Pontine strokes are usually unilateral and reflect small vessel occlusion of penetrating vessels. Occasionally a basilar artery occlusion blocking the ostia can result in bilateral infarction as can be seen below. Small vessel strokes share same risk factors as small vessel disease elsewhere with hypertension, diabetes and age as significant risk factors. Large vessel basilar infarcts also share the same risk as other large vessel strokes including localised atherosclerosis and embolism. The fact that the fourth ventricle lies behind the pons means that any swelling here can result in obstructive hydrocephalus which may require shunting.

Pontine Haemorrhage

Bleeding into the pons is associated with a high fatality up to 50%. Try to establish the cause which is often hypertension but may also be due to a AVM or Cavernoma which may do better. Clinically most patients will be comatose depending on the extent of brainstem damage and there may be Pontine and other brainstem signs with diplopia, nystagmus, nausea, vomiting.
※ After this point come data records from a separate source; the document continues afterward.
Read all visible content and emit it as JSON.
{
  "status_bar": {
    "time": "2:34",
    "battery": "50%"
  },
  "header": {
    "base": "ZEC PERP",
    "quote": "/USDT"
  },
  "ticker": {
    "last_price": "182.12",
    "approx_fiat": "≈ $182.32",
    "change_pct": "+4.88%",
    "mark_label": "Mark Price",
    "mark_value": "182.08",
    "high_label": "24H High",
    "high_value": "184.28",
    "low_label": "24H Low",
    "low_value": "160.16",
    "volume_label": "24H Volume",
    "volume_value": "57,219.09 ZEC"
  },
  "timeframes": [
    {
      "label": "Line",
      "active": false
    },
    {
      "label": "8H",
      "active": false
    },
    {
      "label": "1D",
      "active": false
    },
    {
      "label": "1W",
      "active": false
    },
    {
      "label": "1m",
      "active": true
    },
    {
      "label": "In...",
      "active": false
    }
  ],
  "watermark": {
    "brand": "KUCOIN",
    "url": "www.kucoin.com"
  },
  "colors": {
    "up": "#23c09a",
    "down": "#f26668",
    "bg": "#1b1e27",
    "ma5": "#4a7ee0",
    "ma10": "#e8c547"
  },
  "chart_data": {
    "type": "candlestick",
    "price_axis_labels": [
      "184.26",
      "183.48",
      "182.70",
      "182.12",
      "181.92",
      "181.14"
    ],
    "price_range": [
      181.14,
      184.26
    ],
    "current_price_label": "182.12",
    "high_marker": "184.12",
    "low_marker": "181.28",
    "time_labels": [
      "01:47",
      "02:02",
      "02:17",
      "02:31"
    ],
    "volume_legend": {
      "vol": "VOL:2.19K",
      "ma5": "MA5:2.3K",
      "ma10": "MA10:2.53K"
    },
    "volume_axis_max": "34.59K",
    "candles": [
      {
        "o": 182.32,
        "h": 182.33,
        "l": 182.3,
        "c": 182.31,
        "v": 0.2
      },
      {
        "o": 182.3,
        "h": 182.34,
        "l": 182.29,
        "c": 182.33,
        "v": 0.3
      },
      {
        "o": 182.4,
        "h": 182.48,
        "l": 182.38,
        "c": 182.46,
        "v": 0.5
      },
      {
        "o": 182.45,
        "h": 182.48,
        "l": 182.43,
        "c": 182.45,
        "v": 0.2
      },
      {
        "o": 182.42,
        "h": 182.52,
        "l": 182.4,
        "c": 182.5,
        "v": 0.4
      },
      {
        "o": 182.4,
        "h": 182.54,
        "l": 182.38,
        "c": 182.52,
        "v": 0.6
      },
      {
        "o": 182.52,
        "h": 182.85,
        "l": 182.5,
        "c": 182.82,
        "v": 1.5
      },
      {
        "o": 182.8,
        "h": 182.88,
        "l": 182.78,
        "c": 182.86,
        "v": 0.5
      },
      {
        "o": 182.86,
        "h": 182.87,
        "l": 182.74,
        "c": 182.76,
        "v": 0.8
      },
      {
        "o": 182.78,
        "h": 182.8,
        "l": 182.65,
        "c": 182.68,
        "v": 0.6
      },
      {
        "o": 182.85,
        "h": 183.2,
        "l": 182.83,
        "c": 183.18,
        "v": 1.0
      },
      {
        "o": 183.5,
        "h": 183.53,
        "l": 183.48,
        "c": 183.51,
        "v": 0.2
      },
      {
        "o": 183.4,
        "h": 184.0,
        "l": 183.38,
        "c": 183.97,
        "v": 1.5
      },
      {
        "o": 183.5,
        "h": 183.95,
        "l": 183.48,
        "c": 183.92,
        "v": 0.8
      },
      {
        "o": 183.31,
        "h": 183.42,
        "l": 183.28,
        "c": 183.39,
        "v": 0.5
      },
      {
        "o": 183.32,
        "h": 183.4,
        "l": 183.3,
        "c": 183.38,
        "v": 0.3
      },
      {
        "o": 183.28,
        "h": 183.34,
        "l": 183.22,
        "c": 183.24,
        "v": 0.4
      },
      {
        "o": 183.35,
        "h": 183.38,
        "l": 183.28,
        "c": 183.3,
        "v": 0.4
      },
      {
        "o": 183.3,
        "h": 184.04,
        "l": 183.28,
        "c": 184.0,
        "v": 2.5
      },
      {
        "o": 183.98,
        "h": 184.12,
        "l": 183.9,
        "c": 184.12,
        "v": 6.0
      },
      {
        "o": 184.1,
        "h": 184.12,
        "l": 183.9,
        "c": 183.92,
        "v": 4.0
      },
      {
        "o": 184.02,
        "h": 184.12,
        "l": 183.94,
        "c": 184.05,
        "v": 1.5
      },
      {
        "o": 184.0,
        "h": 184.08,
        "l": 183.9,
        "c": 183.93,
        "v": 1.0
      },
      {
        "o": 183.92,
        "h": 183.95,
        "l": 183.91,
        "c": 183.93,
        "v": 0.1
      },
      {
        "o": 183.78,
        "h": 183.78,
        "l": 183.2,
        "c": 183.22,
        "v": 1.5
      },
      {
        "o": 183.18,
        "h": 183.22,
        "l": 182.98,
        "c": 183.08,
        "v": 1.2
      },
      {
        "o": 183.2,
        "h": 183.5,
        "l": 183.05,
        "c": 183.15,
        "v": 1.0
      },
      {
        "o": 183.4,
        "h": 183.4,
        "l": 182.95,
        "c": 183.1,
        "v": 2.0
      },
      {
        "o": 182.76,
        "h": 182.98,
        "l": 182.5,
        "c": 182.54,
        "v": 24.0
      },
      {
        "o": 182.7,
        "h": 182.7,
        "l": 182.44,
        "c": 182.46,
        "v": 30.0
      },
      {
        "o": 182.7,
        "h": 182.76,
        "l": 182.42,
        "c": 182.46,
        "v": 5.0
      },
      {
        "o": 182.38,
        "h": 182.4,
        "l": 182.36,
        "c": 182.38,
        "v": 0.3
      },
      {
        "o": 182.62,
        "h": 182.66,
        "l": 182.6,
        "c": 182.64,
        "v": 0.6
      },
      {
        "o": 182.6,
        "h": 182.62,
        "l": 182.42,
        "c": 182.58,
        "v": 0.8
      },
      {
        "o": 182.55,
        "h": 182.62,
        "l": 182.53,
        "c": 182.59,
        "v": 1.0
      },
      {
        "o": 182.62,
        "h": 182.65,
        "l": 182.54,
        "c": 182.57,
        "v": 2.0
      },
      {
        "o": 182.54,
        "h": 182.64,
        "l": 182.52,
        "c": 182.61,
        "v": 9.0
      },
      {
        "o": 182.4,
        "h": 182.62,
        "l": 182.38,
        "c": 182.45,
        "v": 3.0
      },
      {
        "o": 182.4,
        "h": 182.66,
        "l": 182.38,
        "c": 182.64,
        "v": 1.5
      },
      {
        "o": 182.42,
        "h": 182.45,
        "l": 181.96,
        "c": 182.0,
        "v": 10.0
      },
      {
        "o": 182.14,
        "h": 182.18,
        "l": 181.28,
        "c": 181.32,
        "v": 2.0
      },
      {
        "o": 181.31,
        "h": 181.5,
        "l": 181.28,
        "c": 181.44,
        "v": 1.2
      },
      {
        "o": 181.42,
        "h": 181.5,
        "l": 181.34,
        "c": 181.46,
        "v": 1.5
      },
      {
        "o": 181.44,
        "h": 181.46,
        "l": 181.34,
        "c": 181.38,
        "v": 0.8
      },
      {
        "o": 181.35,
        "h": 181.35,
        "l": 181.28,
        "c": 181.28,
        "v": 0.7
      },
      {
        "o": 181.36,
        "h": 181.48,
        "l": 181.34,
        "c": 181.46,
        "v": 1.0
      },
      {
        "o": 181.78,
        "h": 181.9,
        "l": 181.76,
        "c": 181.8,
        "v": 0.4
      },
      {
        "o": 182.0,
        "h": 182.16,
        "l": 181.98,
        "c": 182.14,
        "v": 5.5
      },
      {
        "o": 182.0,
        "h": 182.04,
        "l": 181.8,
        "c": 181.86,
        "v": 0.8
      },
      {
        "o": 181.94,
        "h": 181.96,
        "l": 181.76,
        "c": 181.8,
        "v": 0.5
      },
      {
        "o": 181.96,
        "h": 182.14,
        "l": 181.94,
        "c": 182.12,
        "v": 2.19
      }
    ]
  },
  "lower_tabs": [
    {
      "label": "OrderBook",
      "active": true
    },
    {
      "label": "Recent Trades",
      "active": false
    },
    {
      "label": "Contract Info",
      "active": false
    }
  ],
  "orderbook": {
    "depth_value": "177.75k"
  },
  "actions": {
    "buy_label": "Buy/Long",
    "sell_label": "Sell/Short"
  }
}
The main investigation is non-contrast CT initially which should be sensitive enough to pick up posterior fossa blood and then follow up with MRI/MRA. Management is traditionally conservative. Outcome is hard to predict, some patients do very well and others less so. In a younger patient it may be reasonable to intubate and ventilate and see what happens. The fact that the fourth ventricle lies behind the pons means that any swelling here or bleeding into the ventricle can result in obstructive hydrocephalus which may require shunting.